Gordon Adams, who oversaw Pentagon spending from the Office of Management and Budget during the Clinton Administration, also liked what he heard. “The approach to target is correct — resources constrain strategic choices — and the target selection hits a bulls eye – excessive acquisition costs, size and cost of personnel, and, above all, the big back office,” he said. “But like most puddings, the proof will be in the eating: will he discipline the appetites of the [four-star military service] chiefs?”
That’s the big question. Despite the efforts of the two prior defense secretaries – Robert Gates and Leon Panetta — to cut Pentagon fat, some of it is so well-marbled into the military’s meat that trimming it would challenge even the world’s best butcher. As Hagel put it:
Today the operational forces of the military – measured in battalions, ships, and aircraft wings – have shrunk dramatically since the Cold War. Yet the three- and four-star command and support structures sitting atop these smaller fighting forces have stayed intact, with minor exceptions, and in some cases they are actually increasing in size and rank.
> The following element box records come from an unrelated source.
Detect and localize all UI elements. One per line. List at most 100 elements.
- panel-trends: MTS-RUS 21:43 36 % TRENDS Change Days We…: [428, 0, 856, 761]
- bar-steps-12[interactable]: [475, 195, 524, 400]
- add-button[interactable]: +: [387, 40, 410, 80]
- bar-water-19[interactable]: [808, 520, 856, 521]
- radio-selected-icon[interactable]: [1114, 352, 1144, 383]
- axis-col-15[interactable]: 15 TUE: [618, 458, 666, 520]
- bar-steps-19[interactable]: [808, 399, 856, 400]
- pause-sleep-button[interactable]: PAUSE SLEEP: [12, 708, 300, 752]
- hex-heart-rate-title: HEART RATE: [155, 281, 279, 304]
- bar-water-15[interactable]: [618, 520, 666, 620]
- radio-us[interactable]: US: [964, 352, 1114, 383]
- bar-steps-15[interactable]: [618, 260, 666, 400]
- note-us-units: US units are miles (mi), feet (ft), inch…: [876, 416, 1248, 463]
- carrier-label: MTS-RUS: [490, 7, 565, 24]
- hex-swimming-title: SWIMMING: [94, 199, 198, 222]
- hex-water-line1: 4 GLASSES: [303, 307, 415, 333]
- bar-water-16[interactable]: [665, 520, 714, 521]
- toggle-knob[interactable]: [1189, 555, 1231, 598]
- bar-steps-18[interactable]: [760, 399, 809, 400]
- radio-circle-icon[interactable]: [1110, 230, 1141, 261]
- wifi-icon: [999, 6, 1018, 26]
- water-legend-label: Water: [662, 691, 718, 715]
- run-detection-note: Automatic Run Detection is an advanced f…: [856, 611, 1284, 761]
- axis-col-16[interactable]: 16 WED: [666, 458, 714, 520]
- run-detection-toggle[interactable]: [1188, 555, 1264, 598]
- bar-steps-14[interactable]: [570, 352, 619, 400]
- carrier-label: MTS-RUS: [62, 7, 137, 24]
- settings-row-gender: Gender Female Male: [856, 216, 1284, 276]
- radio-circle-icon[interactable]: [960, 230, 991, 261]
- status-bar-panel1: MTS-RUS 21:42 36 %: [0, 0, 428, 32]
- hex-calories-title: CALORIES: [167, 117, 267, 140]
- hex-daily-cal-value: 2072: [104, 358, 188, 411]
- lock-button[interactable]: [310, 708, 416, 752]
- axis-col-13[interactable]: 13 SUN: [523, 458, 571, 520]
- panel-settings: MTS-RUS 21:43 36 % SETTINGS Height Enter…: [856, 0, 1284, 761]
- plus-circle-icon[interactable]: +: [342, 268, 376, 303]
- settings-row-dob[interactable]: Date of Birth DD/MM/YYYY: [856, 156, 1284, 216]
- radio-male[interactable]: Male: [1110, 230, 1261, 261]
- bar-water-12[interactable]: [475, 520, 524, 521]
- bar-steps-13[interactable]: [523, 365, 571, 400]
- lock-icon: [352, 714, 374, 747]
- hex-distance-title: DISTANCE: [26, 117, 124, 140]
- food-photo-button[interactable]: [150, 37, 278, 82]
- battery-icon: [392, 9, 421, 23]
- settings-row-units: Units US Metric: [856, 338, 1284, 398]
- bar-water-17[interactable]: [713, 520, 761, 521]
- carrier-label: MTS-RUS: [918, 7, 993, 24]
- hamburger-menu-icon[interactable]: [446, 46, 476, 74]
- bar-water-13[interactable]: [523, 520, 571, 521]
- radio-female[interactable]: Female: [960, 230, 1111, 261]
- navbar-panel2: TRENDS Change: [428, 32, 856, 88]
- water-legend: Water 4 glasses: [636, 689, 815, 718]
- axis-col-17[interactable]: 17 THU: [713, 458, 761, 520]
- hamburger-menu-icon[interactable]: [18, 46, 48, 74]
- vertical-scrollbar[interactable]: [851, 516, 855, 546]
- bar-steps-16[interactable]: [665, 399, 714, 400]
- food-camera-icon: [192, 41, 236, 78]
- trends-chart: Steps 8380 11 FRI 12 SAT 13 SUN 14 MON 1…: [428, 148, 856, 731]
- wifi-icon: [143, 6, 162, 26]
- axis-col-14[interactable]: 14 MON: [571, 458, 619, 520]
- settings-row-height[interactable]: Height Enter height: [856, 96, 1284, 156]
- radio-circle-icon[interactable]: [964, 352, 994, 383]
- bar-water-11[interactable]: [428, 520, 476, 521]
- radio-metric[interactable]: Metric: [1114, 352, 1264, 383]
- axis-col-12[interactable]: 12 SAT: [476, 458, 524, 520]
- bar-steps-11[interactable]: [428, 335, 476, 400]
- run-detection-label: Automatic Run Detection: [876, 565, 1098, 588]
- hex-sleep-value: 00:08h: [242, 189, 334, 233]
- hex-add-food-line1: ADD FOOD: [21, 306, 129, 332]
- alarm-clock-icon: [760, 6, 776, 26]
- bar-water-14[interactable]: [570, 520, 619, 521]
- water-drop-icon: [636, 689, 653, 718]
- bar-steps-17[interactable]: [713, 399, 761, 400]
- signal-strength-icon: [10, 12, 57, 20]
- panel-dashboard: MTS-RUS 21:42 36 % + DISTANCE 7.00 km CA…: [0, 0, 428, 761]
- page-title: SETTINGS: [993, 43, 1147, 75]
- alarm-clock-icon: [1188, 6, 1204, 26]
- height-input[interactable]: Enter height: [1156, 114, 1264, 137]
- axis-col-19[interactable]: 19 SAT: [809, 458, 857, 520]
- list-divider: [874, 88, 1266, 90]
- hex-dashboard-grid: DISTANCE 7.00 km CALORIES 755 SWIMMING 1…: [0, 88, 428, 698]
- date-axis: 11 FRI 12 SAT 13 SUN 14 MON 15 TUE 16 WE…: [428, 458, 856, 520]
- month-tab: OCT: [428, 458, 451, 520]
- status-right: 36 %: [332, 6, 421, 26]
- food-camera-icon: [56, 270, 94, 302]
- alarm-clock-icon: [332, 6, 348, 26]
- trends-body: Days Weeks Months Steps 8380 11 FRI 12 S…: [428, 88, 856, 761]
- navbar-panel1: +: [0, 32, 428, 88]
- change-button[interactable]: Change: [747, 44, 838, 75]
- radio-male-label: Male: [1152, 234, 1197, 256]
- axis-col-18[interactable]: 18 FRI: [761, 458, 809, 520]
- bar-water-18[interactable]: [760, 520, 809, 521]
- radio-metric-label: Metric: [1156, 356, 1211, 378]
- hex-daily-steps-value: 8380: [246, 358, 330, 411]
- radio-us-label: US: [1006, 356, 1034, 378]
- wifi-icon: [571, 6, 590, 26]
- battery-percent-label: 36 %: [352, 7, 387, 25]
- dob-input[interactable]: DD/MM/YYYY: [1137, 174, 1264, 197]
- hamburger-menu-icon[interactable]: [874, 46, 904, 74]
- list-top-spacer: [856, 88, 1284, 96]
Funny how that works. Defense secretaries come and go, but uniformed billets tend to hang around, and they preserve their fiefdoms as their civilian masters cycle in and out.
“Whoever Hagel’s listening to in the building is giving him bad advice,” former chief weapons-tester Christie says of his claim that the Pentagon will have to make do with “significantly less resources” than it has had in the past. “But that’s the tune that the military has been singing.”
On Wednesday, you might say, Hagel joined the chorus.